Ethics & Limitations

Responsible research practices and known limitations of the system.

Public Datasets Only

CourtListener data used under CC BY-ND 4.0. LePaRD is open research data. No private or proprietary legal data.

No Human Annotation

Hallucination measurement fully automated: LePaRD gold labels for retrieval (Tier A) + gpt-4o-mini LLM-as-judge (FAITHFUL/PARTIAL/HALLUCINATED) for generation (Tier B). No crowdsourced or paid annotators.

Open-Source Generator

Generation via Qwen2.5-7B-Instruct (open-source, locally deployed on 4x NVIDIA L4 GPU cluster). No query data sent to third parties during generation. LLM-as-judge uses gpt-4o-mini (OpenAI API) for hallucination labeling only; ~104,385 judgments at ~$53 total cost. Outputs used strictly for retrieval research under academic supervision.

PII Handling

PII handling follows CourtListener and LePaRD provider redaction practices. No additional PII collection or processing.

Scope Limitations

Retrieval ceiling: Hit@100=0.375 means ~56% hallucination floor is irreducible at current SOTA. System outputs are not legal advice. Academic research prototype only.

Academic Use Only

This system is a research prototype. Results should not be used for actual legal practice or decision-making.

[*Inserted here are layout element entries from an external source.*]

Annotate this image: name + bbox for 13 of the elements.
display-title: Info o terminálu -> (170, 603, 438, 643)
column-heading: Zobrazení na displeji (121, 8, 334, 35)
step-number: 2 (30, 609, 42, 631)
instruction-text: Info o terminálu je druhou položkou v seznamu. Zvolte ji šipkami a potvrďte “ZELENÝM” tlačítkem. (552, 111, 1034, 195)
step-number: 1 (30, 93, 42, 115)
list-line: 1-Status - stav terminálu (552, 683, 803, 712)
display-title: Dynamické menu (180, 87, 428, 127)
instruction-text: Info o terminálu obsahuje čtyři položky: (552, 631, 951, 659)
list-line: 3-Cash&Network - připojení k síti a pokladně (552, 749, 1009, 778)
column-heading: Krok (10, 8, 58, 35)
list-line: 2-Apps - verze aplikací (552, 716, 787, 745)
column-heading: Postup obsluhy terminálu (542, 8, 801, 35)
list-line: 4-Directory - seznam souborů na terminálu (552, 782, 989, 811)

Ethics & Limitations Summary

Generator: Qwen2.5-7B-Instruct (open-source, local, no data sent to third parties). Judge: gpt-4o-mini (OpenAI API, ~$53, 104,385 judgments). Hallucination floor ~56% at SOTA retrieval — not suitable for unsupervised legal deployment. Single judge model (gpt-4o-mini, ~80% FaithBench accuracy); relative differences across ablations robust, absolute rates would tighten under multi-judge consensus.